What I do know is that I spent most of 2016 listening to it. It was my go-to record to listen at work. I listened to it non-stop, studying it, learning it, playing and replaying it, over and over again. It was then that the album clicked with me and I finally got it. I've always been a proponent of the idea that the band plays music that somehow evokes nostalgia of things you didn't necessarily experience. I grew up in the suburbs, bu not suburbs like these. Maybe some things in common with them, maybe some experiences are the same everywhere. What I do know is that listening to this record made me feel - truly feel - like I was living in those suburbs. And lyrically it really struck a nerve with me - there are recurring, repeating patterns in the lyrics that really help to illustrate and build the narrative. For the most part, I'd say that most - not all, but most - of the songs here have at least one line that whenever I listen to it, it just stops me dead on my tracks. I'm a sucker for well written, poignant lyrics, something that I really value a lot, and when I come across poetry such as can be found here, my soul soars. And musically this album is just great, it's got very diverse songs - including the first real inkling of what would be coming in the future with further use of electronics - there are some epic songs, grandiose and majestic. Well, for me at least. Songs like 'Empty Room', 'Half Light I' and both 'Sprawl I' and 'Sprawl II' speak directly to my soul.
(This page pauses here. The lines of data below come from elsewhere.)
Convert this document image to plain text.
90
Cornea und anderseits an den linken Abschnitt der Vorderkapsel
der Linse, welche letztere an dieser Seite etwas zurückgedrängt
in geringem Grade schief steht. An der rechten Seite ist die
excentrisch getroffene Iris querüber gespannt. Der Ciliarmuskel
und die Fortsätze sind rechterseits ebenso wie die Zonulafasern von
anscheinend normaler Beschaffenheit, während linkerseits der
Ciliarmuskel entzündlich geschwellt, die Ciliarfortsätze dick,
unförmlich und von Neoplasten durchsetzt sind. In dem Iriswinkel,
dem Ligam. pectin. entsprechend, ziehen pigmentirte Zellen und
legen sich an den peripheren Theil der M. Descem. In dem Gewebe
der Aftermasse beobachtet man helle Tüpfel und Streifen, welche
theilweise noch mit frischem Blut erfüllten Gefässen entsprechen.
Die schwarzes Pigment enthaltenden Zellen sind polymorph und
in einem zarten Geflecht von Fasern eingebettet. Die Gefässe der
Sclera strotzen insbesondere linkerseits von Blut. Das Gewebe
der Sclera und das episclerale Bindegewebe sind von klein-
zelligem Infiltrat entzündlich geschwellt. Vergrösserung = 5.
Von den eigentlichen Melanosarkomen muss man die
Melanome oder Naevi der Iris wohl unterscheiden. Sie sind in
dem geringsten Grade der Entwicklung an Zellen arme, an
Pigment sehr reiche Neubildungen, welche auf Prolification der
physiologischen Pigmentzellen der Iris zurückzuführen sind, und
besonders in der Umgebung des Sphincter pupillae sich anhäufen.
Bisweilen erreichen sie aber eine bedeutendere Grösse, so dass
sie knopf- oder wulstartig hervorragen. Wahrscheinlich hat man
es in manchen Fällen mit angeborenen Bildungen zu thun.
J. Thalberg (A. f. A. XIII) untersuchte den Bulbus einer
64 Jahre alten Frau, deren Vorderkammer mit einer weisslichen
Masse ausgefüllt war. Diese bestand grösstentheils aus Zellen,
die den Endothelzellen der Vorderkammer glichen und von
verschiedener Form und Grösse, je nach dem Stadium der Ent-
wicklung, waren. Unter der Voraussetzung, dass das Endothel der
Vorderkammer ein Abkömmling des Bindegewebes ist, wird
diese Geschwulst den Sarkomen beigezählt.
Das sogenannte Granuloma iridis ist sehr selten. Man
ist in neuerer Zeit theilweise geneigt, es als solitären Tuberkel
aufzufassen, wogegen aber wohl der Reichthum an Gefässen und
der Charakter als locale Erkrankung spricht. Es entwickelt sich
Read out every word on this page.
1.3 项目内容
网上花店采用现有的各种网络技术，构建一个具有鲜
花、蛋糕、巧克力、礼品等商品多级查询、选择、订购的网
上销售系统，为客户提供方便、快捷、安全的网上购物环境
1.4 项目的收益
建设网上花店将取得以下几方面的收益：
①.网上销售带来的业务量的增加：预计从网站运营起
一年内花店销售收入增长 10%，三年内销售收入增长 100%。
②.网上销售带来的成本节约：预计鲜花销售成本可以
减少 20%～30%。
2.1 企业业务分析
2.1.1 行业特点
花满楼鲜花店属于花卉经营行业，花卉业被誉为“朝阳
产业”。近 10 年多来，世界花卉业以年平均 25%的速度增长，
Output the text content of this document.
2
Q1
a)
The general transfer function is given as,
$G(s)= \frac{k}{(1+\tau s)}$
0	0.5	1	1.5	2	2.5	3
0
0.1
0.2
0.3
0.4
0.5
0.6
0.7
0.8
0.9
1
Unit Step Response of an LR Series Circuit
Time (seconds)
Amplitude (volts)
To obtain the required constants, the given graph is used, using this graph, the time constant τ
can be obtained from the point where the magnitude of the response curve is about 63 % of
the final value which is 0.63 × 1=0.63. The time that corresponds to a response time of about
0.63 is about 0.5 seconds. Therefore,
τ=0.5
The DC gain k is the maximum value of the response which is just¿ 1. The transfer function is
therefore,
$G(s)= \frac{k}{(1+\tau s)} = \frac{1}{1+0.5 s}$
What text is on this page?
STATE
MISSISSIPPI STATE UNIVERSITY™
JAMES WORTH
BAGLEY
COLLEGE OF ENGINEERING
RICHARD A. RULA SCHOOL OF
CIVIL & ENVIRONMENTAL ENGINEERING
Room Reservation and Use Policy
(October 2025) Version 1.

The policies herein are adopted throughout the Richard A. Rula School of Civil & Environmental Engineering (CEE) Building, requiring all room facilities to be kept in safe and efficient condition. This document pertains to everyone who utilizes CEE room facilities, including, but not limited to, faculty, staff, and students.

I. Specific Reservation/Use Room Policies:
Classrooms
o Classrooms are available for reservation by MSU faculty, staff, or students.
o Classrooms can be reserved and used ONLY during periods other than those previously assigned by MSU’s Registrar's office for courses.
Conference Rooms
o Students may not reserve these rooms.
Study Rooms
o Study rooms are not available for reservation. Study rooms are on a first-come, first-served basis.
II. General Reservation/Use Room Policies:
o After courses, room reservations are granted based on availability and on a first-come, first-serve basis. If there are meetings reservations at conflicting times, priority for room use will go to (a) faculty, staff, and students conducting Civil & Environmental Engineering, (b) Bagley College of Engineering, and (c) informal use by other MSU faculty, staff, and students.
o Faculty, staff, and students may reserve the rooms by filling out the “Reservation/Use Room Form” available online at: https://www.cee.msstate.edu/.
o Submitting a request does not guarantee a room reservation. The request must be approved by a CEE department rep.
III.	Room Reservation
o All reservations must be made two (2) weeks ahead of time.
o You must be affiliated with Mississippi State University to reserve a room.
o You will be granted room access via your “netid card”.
But is is a perfect album? Well, no. There are at least a couple of songs that I don't really care about, and whose exclusion would make for an even better album for me. Maybe even three songs, though one of them - 'Modern man' - I have come to not mind very much. But 'Rococo' and 'Month of May' are clunkers to my ears, and though I never skip them, they're songs that I'll never really like, I think. But the upside of it is that there is a deluxe version of the album, which has a couple of extra tracks - 'Culture war' and 'Speaking in tongues', which are mostly on a par with the best songs on the record, and that should by rights have taken the place of those clunkers, and - best of all - it includes the extended version of (very likely) my favourite track from the album - 'Wasted hours', here with the subtitle (A life we can live). Still... if I had to choose an Arcade Fire to listen to until the end of time, it's this one. Possibly. Probably. Because from now on... I'm not entirely well versed on their discography.